Since we are using tempeh as a protein alternative we need to look at how it compares to meat. A 100 gram piece of tempeh contains 20g of protein, which is quite similar to fish (22g), and slight lower than chicken and beef (27g and 26g, respectively). Taking the nutritional values into consideration, tempeh scores pretty similar to animal protein, with a few extra health benefits.

Now that you know all the great things about tempeh let’s dig into the goodness.


Serving: 1

Prep time: 5 minutes

Cooking time: 30 minutes


  • 1/3 cup edamame beans
  • 1/2 cup buckwheat noodles
  • 2 cups pea shoots
  • 100g tempeh
  • 2 tbsp almond butter
  • 1 tbsp coconut aminoes
  • 1 tbsp apple cider vinegar
  • 3 tbsp olive oil
  • 1 tsp lime juice
  • 1/2 tsp paprika
  • 1/2 tsp cumin
  • Water
  • Sesame seeds


  1. To cook the tempeh, preheat the oven to 350F. In the meantime, mice the marinate for the tempeh by adding 1 tbsp almond butter, 1 tbsp coconut aminoes, 1 tbsp apple cider vinegar, 1 tbsp olive oil, 1/2 tsp paprika, 1/2 tsp cumin.

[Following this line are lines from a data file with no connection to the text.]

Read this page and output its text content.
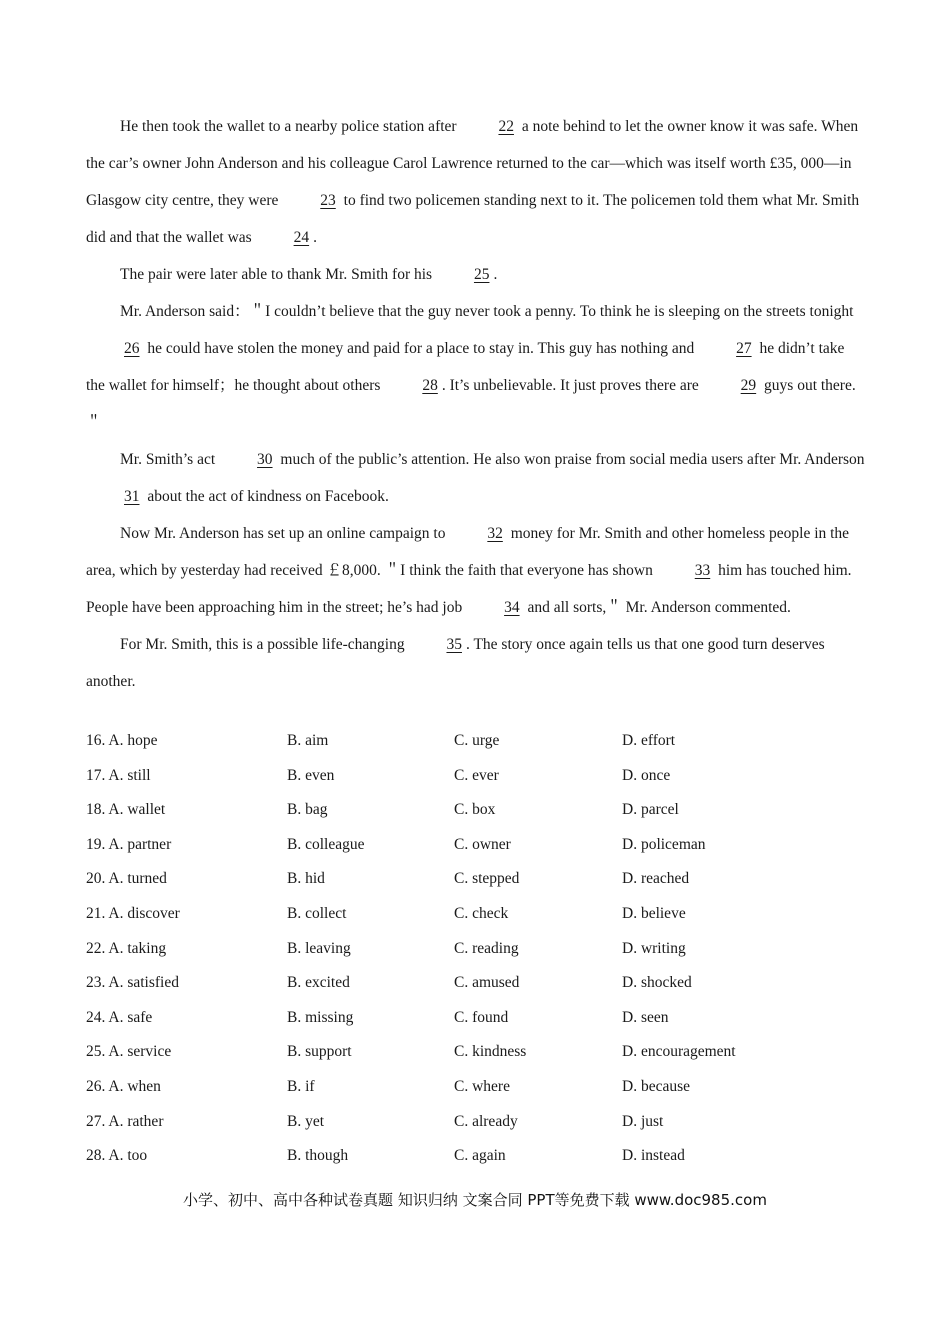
He then took the wallet to a nearby police station after 22 a note behind to let the owner know it was safe. When the car’s owner John Anderson and his colleague Carol Lawrence returned to the car—which was itself worth £35, 000—in Glasgow city centre, they were 23 to find two policemen standing next to it. The policemen told them what Mr. Smith did and that the wallet was 24 .

The pair were later able to thank Mr. Smith for his 25 .

Mr. Anderson said：＂I couldn’t believe that the guy never took a penny. To think he is sleeping on the streets tonight 26 he could have stolen the money and paid for a place to stay in. This guy has nothing and 27 he didn’t take the wallet for himself；he thought about others 28 . It’s unbelievable. It just proves there are 29 guys out there.＂

Mr. Smith’s act 30 much of the public’s attention. He also won praise from social media users after Mr. Anderson 31 about the act of kindness on Facebook.

Now Mr. Anderson has set up an online campaign to 32 money for Mr. Smith and other homeless people in the area, which by yesterday had received ￡8,000. ＂I think the faith that everyone has shown 33 him has touched him. People have been approaching him in the street; he’s had job 34 and all sorts,＂ Mr. Anderson commented.

For Mr. Smith, this is a possible life-changing 35 . The story once again tells us that one good turn deserves another.

16. A. hope	B. aim	C. urge	D. effort
17. A. still	B. even	C. ever	D. once
18. A. wallet	B. bag	C. box	D. parcel
19. A. partner	B. colleague	C. owner	D. policeman
20. A. turned	B. hid	C. stepped	D. reached
21. A. discover	B. collect	C. check	D. believe
22. A. taking	B. leaving	C. reading	D. writing
23. A. satisfied	B. excited	C. amused	D. shocked
24. A. safe	B. missing	C. found	D. seen
25. A. service	B. support	C. kindness	D. encouragement
26. A. when	B. if	C. where	D. because
27. A. rather	B. yet	C. already	D. just
28. A. too	B. though	C. again	D. instead
小学、初中、高中各种试卷真题 知识归纳 文案合同 PPT等免费下载 www.doc985.com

Whisk to combine. If it’s too thick fell free to add a few drops of water until you get a good consistency.
  2. Add the cubes tempeh to marinate and allow them to sit for 10 minutes (up to 24 hours; longer the better).
  3. In the meantime, make your dressing by mixing 1 tbsp almond butter, 1 tbsp coconut aminoes, 2 tbsp olive oil and 1 tsp lime juice.
  4. Place the tempeh in the oven for 20 minutes, flipping the tempeh piece half way through.
  5. After flipping your tempeh, bring a pot of water to a rolling boil to cook your buckwheat noodles. Follow the instructions on you package; this should take 5-6 minutes.
  6. In another pot, steam your edamame beans for 3-4 minutes or until tender.
  7. When everything is done cooking, add all your delicious toppings to you pea shoots, and drizzle with dressing.


I find tempeh to be bitter so I like to prepare it beforehand so it removes the bitter taste. Add tempeh to a saucepan filled with 1 inch of water and bring to a boil for 10 minutes, flipping once at the half way point. Then rinse, pay dry, and cut into thing, bite size pieces.